When we can learn to see our inner critic as a part of ourselves, not our true self, we can begin to heal it. When we get to know this inner critic part, it often is a very young, child-like part of ourselves, and we can more easily begin to understand why it is there, how it came to be there, and what it’s trying to protect us from. With this information we can begin to develop the capacity to lean into healing and self-compassion by working with this part. We work to give this part a new job that is supportive, healthy, and useful.

To begin to get to know your inner critic more intimately, it requires listening, and then getting curious about why it says what it says. Curiosity becomes the anecdote and where the healing can truly unfold. The next time you hear a self-critical thought about your body— or anything else really—try going through this process:

  • Acknowledge your inner critic, and see it as a part of you, not your true, authentic self.

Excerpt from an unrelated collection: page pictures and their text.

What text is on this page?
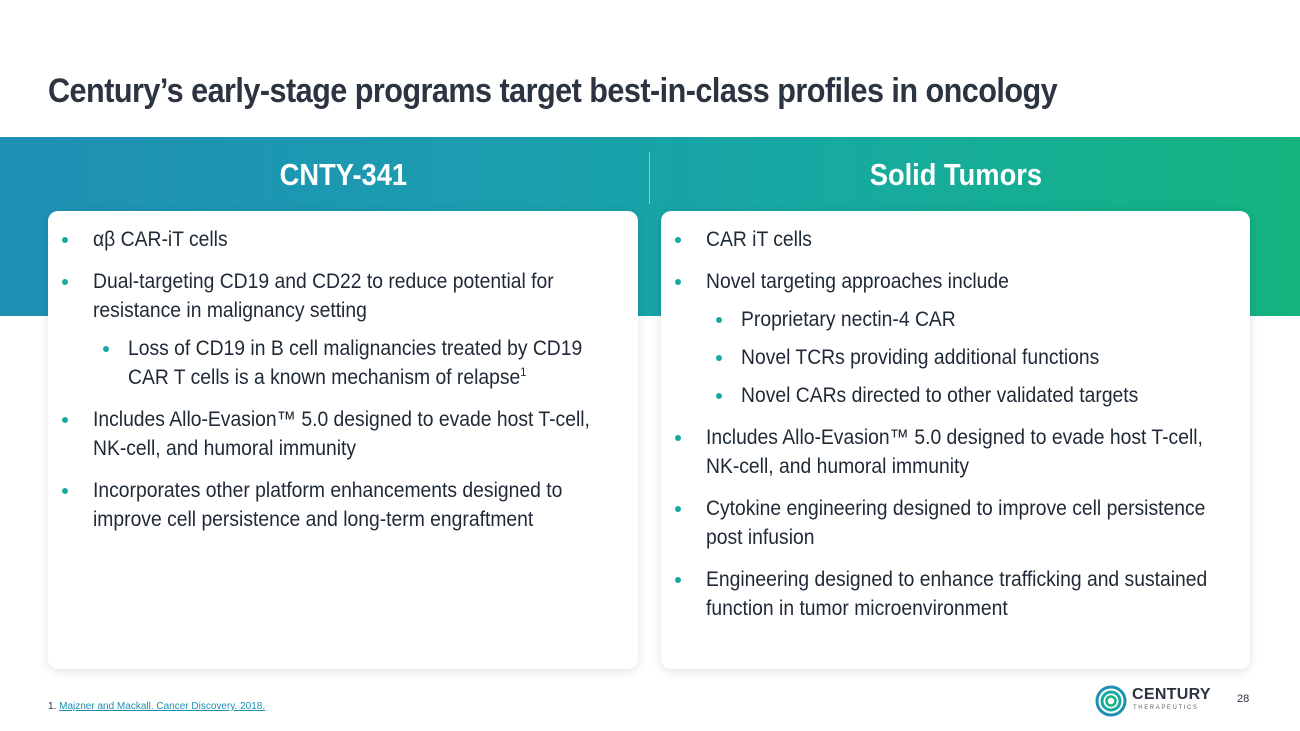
Century’s early-stage programs target best-in-class profiles in oncology
CNTY-341	Solid Tumors
αβ CAR-iT cells
Dual-targeting CD19 and CD22 to reduce potential for resistance in malignancy setting
Loss of CD19 in B cell malignancies treated by CD19 CAR T cells is a known mechanism of relapse$^1$
Includes Allo-Evasion™ 5.0 designed to evade host T-cell, NK-cell, and humoral immunity
Incorporates other platform enhancements designed to improve cell persistence and long-term engraftment
CAR iT cells
Novel targeting approaches include
Proprietary nectin-4 CAR
Novel TCRs providing additional functions
Novel CARs directed to other validated targets
Includes Allo-Evasion™ 5.0 designed to evade host T-cell, NK-cell, and humoral immunity
Cytokine engineering designed to improve cell persistence post infusion
Engineering designed to enhance trafficking and sustained function in tumor microenvironment
1. Majzner and Mackall. Cancer Discovery. 2018.
CENTURY
THERAPEUTICS
28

  • Get curious, ask it what it wants you to know? Does it have a specific message for you?

  • Ask it how old it is, when it learned to speak in this way.

  • Ask it if it would be willing to reframe and shift into more self-compassionate language, just to see what happens? If it’s willing, try it out and see, if it isn’t, ask it if you can try again later. Let it know you want to get to know it, to understand it, and to validate its fears and feelings.

  • Ask it if it might consider a new task, as this one it has learned to do so well is no longer serving you, in fact, it’s causing significant harm. If it’s open to that, offer some suggestions, or get ideas from it. If it’s not, let it know that change is difficult and you will try again later.

  • Thank it, let it know that it is worthy of being seen and loved unconditionally.

  • Practice reframing, reframing is looking realistically at the fear based negative thought and using mindfulness to answer what is really true right now. (If you want a deeper dive into thought work you can read a blog I wrote about examining your thoughts here).

  • Try this reframing example, if the inner critic said something like, “you look terrible today, you don’t deserve to be in the pictures” try reframing with, “although I am having a bad body-image day, I still deserve to have the memories of this event and to be in the pictures.” Or, “Even though I don’t feel my best, I am going to choose to be in the pictures to remember this event.”

Over time you will be able to create a new inner language with the assistance of your inner critic. The more you get to know your inner critic, understand its role, you will get better and better at reframing. This process of reframing will help your inner critic to find—and get just as good at—a new job internally. This new job will be non harming, supportive, and a job that most importantly increases your capacity for self-compassion, and self-love.

Through this work you can create a deeper appreciation for your body, just as it exists within this moment. Your body deserves this, this hurt protective part of you deserves this, you deserve this. You are worthy of creating a new language within, and shifting from inner criticism to inner kindness and inner peace. If you feel overwhelmed with where to begin or as though your inner critic is unmanageable, you may benefit from EMDR therapy, IFS therapy, or an EMDR intensive. With this work you can reprocess the traumatic memories that have created or reinforced the negative beliefs that have given your inner critic so much power. Healing is possible, you deserve to release the internalized shame and feel your best in mind, body, and spirit.